Il n'est pas question de déshumaniser quelqu'un parce qu'il a peut-être violé la loi. Ce que nous disons, c'est que des gens ont violé la loi, c'est vrai, des gens ont cassé, c'est vrai, c'est une constance. Mais, comme ils ont cassé, traitons-les comme la loi le prévoit.

C'est l'objectif du déploiement massif de plusieurs jeunes avocats au barreau du Cameroun qui se sont donnés pour mission d'assister tous ces jeunes-là qui sont entre les mains de la justice sans considération de parti politique, sans considération d'opinion. Parce que nous nous approchons, nous nous présentons et nous disons okay, comme vous avez été arrêtés dans ce sens, nous allons veiller à ce que vos droits soient respectés.

 

SAB : Vous avez cité tour à tour 1 200 personnes placées en garde à vue à Douala, 345 à Bertoua, 300 à Bafoussam, 78 à Maroua et 55 à Yaoundé. Dites-nous, il y a des syndicalistes qui sont montés au créneau cette semaine pour exprimer leur indignation également parce qu'ils ne savaient pas où se trouvaient non seulement Florence Titchio qui est la secrétaire nationale en charge des affaires féminines au SINAES (Syndicat national autonome de l'enseignement secondaire), de même que Roland Assoah Etoga qui est le coordonnateur du collectif des associations des enseignants du Cameroun, le COREC. Où se trouvent Florence Titchio et Roland Assoah Etoga ?

Me AN : Dans notre façon de travailler, nous recherchons dans les unités. Parce que quand on approche les autorités, on dit okay, nous venons pour les personnes qui ont été interpellées. Personne ne vous dit ‘j’ai quelqu'un ici’. Personne. Ce que nous faisons, nous, le Collectif, quand les noms nous sont donnés, nous les recherchons. Nous avons de bonnes pistes qui nous disent où le président du Collectif des enseignants est. Je ne peux pas encore le dire ici parce que ce n'est pas encore vérifié. Nous ne l'avons pas encore vu.

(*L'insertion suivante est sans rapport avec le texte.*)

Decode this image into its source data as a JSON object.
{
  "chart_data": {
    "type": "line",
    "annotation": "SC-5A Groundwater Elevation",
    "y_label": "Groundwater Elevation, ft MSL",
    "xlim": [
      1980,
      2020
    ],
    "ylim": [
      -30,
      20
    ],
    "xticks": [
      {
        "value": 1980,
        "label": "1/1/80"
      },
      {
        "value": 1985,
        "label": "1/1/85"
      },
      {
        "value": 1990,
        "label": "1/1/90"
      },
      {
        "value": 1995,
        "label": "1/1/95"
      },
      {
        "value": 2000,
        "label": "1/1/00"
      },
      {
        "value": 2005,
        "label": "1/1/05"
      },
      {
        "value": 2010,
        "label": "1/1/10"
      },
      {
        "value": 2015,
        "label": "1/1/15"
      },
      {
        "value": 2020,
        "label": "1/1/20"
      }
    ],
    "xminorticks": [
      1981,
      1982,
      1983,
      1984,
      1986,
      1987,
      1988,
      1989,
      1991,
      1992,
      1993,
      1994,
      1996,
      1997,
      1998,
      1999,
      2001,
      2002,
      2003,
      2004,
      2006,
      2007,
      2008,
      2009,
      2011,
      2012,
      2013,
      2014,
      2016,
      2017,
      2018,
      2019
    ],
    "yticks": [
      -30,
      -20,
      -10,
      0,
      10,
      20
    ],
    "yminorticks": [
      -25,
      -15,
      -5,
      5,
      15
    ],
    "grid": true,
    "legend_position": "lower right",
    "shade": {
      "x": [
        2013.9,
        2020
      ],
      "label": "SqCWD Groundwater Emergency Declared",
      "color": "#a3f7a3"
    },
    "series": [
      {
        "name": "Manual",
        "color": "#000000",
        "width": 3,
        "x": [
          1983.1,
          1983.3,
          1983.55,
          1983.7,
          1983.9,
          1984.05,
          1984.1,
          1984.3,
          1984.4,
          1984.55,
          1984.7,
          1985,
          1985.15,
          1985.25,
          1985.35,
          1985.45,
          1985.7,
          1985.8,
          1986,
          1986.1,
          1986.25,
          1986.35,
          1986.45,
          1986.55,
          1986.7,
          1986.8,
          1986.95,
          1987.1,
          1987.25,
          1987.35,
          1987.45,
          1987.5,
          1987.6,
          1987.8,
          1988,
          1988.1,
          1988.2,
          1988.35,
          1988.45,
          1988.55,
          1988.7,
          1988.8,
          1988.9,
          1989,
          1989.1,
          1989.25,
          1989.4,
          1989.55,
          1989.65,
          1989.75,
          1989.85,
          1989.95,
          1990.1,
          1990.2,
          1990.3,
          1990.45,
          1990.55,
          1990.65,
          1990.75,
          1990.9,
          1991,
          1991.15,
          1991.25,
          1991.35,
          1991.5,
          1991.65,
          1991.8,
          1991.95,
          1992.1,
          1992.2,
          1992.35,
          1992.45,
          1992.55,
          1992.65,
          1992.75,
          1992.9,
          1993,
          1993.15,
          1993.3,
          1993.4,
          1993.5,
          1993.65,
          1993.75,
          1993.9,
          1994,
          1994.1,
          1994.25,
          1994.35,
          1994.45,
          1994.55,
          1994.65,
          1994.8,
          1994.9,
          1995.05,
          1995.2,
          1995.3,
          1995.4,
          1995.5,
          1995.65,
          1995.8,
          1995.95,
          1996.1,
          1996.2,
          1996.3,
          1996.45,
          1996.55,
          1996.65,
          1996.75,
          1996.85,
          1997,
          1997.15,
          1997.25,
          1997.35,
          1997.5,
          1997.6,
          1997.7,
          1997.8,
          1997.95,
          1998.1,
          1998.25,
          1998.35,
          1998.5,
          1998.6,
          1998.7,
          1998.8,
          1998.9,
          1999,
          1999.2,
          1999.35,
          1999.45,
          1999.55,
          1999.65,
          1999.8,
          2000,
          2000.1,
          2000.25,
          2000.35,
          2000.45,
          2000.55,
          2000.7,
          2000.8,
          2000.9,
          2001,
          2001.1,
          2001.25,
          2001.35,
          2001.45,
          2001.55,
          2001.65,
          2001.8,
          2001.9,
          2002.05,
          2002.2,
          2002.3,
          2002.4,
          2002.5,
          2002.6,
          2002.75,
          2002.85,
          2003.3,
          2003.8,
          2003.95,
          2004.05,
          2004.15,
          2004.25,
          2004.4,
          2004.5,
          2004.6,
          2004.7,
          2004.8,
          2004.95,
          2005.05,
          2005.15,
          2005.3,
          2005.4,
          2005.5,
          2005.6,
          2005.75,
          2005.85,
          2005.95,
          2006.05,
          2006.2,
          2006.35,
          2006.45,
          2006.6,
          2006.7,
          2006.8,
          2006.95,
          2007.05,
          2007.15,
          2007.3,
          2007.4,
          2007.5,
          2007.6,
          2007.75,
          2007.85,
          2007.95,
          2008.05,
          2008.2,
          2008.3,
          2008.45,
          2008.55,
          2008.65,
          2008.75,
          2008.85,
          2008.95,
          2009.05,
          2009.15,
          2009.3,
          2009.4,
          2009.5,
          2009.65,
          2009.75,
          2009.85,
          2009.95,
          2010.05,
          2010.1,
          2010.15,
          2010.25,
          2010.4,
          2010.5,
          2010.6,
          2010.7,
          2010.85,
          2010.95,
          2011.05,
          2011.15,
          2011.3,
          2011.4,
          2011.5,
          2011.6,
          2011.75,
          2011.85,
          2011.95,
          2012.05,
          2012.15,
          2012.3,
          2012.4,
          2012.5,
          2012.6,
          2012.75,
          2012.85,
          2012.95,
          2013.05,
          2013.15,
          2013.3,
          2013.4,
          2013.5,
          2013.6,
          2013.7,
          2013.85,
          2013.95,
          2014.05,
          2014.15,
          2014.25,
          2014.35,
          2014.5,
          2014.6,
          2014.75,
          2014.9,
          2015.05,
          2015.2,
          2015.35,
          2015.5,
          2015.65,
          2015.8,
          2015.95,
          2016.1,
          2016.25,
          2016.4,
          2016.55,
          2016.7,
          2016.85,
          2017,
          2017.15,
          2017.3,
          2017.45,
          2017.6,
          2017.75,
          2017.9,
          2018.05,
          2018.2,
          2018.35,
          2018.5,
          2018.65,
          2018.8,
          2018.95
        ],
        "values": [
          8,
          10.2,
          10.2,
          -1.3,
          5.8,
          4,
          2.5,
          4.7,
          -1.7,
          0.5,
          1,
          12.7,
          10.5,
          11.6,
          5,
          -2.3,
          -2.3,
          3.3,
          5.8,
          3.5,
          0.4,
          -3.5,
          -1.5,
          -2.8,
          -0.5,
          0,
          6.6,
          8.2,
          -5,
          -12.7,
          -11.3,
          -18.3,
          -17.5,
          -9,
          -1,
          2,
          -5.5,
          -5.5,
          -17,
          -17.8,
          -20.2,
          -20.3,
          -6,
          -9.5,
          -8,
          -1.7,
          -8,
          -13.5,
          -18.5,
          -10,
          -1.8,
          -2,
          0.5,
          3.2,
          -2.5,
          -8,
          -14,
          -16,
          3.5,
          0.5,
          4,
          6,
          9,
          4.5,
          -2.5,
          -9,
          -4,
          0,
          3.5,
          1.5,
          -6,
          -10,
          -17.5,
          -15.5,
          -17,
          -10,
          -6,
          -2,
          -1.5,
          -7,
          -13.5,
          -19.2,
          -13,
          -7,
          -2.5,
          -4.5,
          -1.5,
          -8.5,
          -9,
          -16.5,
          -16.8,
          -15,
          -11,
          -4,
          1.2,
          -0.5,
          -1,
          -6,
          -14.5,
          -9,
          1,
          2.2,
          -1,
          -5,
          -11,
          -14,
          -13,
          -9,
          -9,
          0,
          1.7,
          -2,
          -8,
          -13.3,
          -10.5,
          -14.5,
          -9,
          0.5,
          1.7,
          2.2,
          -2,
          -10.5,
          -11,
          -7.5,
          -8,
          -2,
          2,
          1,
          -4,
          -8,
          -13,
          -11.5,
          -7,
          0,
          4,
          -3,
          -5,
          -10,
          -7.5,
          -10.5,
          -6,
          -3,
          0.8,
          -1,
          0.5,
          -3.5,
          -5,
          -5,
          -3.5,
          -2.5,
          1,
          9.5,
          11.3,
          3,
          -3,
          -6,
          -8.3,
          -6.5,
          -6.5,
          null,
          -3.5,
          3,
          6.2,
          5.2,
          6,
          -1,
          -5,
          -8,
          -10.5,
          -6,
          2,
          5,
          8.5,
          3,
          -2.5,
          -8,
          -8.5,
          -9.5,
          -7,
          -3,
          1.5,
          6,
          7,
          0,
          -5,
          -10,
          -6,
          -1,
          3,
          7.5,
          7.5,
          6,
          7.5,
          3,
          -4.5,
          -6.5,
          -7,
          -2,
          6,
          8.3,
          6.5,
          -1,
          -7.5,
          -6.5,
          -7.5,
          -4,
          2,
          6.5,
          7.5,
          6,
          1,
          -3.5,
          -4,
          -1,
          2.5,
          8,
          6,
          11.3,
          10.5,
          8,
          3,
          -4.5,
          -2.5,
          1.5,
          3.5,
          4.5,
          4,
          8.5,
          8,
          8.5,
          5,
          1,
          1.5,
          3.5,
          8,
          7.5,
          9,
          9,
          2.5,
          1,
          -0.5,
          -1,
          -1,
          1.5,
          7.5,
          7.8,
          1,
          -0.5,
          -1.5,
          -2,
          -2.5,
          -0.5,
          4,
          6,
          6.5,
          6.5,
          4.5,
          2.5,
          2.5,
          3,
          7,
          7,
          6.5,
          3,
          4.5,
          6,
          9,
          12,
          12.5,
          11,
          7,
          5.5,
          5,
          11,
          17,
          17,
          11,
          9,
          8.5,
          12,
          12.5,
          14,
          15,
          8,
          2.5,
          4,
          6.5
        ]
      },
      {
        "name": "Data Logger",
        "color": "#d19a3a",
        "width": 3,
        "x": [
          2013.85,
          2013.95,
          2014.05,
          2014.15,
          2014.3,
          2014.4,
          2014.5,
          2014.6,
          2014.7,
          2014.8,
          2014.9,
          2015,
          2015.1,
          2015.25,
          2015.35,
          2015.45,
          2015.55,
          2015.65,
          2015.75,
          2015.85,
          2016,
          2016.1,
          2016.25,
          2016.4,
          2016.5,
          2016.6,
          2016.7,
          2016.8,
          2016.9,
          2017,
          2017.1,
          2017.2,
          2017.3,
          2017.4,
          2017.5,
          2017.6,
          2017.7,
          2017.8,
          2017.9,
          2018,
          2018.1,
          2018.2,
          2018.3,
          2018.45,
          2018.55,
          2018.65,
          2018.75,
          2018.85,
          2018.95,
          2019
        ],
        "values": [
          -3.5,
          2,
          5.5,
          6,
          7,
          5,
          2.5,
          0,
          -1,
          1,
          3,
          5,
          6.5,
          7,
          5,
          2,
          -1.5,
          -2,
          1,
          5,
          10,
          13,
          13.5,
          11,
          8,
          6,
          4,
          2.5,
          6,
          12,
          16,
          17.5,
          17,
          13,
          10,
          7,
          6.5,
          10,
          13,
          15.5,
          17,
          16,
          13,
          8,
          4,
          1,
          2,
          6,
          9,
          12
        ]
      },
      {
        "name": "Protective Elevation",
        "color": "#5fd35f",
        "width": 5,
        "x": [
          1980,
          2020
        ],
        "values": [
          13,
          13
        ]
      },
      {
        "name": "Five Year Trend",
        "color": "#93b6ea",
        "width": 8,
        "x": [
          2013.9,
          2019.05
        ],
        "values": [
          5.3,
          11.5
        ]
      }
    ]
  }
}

Mais dès lundi, l'équipe sera déployée sur le terrain encore, comme depuis la semaine dernière. Nous allons faire de notre mieux pour trouver ou essayer de trouver son lieu de détention. Parce que tout cela fait partie des difficultés que nous rencontrons sur le terrain. Notamment, avoir accès aux personnes gardées à vue. C'est ce que nous dénonçons ici. C'est ce que nous dénonçons depuis longtemps.

Qu'est-ce qu'on reproche à ces personnes ? Et si les reproches qui leur sont faites sont fondées, pourquoi ne pas s'assurer que leurs droits sont respectés ? Pourquoi les cacher ? Par exemple, pourquoi ne pas leur donner accès à un avocat ? Pourquoi leur faire des auditions en secret et les faire signer des bordereaux qui seront contestés ? Voilà le leitmotiv de notre combat. Et nous allons continuer à les chercher, pour ceux qu'on pourra trouver, et nous documenterons. Ensuite nous allons communiquer sur cette question.

 

SAB : Cela veut dire que ces deux cas n'étaient pas présents le 30 octobre dernier au tribunal militaire ?

Me AN : Non, nous ne les avons pas vus au tribunal militaire.